Nuffield Trust: The potential for transformational change comes from patients using digital tools on every step of their health journey
The document, The Digital Patient: Transforming Primary Care? says the most effective initiatives include:
- actively showing patients how to use online NHS services
- clearly demonstrating the benefits
- when it comes on online records, explaining what the record contains, providing resources to aid interpretation and promoting it as a tool to actively support self-management
It found that evidence suggests e-monitoring and wearable technology can improve people’s exercise and medication adherence. Sustained engagement can be challenging, however.
Meanwhile, professional monitoring interventions for chronic conditions, where data is sent to the health care team, has had very positive results on health outcomes and resources.

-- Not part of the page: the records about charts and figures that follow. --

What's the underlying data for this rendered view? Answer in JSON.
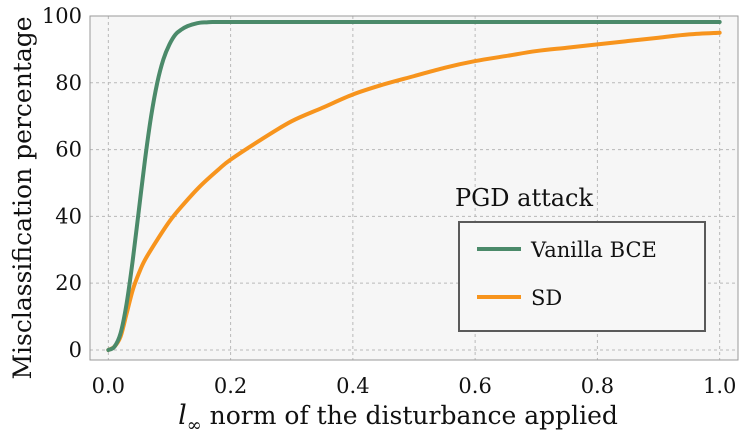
{
  "chart_data": {
    "type": "line",
    "title": "",
    "xlabel_var": "l",
    "xlabel_sub": "∞",
    "xlabel_rest": " norm of the disturbance applied",
    "ylabel": "Misclassification percentage",
    "xlim": [
      -0.03,
      1.03
    ],
    "ylim": [
      -3,
      100
    ],
    "xticks": [
      0.0,
      0.2,
      0.4,
      0.6,
      0.8,
      1.0
    ],
    "xtick_labels": [
      "0.0",
      "0.2",
      "0.4",
      "0.6",
      "0.8",
      "1.0"
    ],
    "yticks": [
      0,
      20,
      40,
      60,
      80,
      100
    ],
    "ytick_labels": [
      "0",
      "20",
      "40",
      "60",
      "80",
      "100"
    ],
    "grid": true,
    "legend": {
      "title": "PGD attack",
      "location": "center-right"
    },
    "series": [
      {
        "name": "Vanilla BCE",
        "color": "#4b8a6a",
        "x": [
          0.0,
          0.01,
          0.02,
          0.03,
          0.04,
          0.05,
          0.06,
          0.07,
          0.08,
          0.09,
          0.1,
          0.11,
          0.12,
          0.13,
          0.14,
          0.15,
          0.16,
          0.17,
          0.2,
          0.3,
          0.4,
          0.5,
          0.6,
          0.7,
          0.8,
          0.9,
          1.0
        ],
        "y": [
          0,
          1,
          5,
          14,
          27,
          42,
          57,
          70,
          80,
          87,
          91.5,
          94.5,
          96,
          97,
          97.6,
          98,
          98.1,
          98.2,
          98.2,
          98.2,
          98.2,
          98.2,
          98.2,
          98.2,
          98.2,
          98.2,
          98.2
        ]
      },
      {
        "name": "SD",
        "color": "#f7941d",
        "x": [
          0.0,
          0.01,
          0.02,
          0.03,
          0.04,
          0.05,
          0.06,
          0.08,
          0.1,
          0.12,
          0.15,
          0.18,
          0.2,
          0.25,
          0.3,
          0.35,
          0.4,
          0.45,
          0.5,
          0.55,
          0.6,
          0.65,
          0.7,
          0.75,
          0.8,
          0.85,
          0.9,
          0.95,
          1.0
        ],
        "y": [
          0,
          1,
          4,
          11,
          18,
          23,
          27,
          33,
          38.5,
          43,
          49,
          54,
          57,
          63,
          68.5,
          72.5,
          76.5,
          79.5,
          82,
          84.5,
          86.5,
          88,
          89.5,
          90.5,
          91.5,
          92.5,
          93.5,
          94.5,
          95
        ]
      }
    ]
  }
}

The report says there is evidence to suggest that email consultations improve communication with professionals, save time and increase overall satisfaction.
Video consultations are also generally well received by those who use them, but they tend to appeal to people who struggle to access their health care team in person.

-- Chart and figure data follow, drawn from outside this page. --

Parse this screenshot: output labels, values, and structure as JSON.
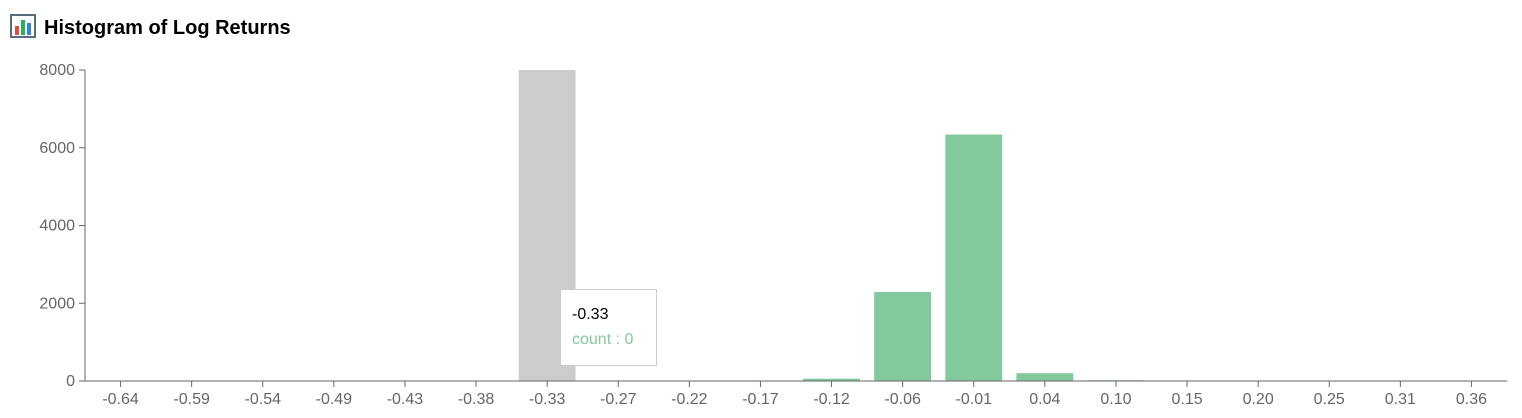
{
  "header": {
    "title": "Histogram of Log Returns",
    "icon": "bar-chart-icon"
  },
  "tooltip": {
    "label": "-0.33",
    "item": "count : 0"
  },
  "colors": {
    "bar": "#82ca9d",
    "cursor": "#cccccc",
    "axis": "#666666"
  },
  "chart_data": {
    "type": "bar",
    "title": "Histogram of Log Returns",
    "xlabel": "",
    "ylabel": "",
    "ylim": [
      0,
      8000
    ],
    "yticks": [
      0,
      2000,
      4000,
      6000,
      8000
    ],
    "grid": false,
    "legend": "none",
    "active_category": "-0.33",
    "categories": [
      "-0.64",
      "-0.59",
      "-0.54",
      "-0.49",
      "-0.43",
      "-0.38",
      "-0.33",
      "-0.27",
      "-0.22",
      "-0.17",
      "-0.12",
      "-0.06",
      "-0.01",
      "0.04",
      "0.10",
      "0.15",
      "0.20",
      "0.25",
      "0.31",
      "0.36"
    ],
    "series": [
      {
        "name": "count",
        "values": [
          1,
          0,
          0,
          1,
          0,
          0,
          0,
          0,
          2,
          8,
          60,
          2290,
          6340,
          200,
          20,
          1,
          0,
          0,
          0,
          1
        ]
      }
    ]
  }
}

This may change if video consultations are offered on demand or when a face-to-face option is not possible, for example out of hours, the report says.
There are 165,000 health apps on the market, and the think tank found that NHS professionals need more robust evidence about what works and in which contexts.
However, there is an emerging body of evidence to show that apps can have a positive impact on physical activity and chronic condition management, particularly for multiple sclerosis, Parkinson’s and cardiovascular disease.
The biggest technology success stories are online appointment booking, online ordering of repeat prescriptions, and online sources of health information, particularly NHS Choices. According to the Nuffield Trust, online information can help patients manage their condition and have more productive conversations with physiotherapy staff.
Despite the pitfalls and risks, patient-facing digital technology is one of the ‘brightest hopes’ on the NHS horizon, particularly for people with long-term conditions, the Nuffield Trust concludes.
Physiotherapy staff can contribute their ideas and experiences of how IT is changing the way they work, as part of the DigitalHealth.London Tomorrow’s Patient campaign.
The initiative aims to identify and share digital innovation across primary and secondary care in the capital.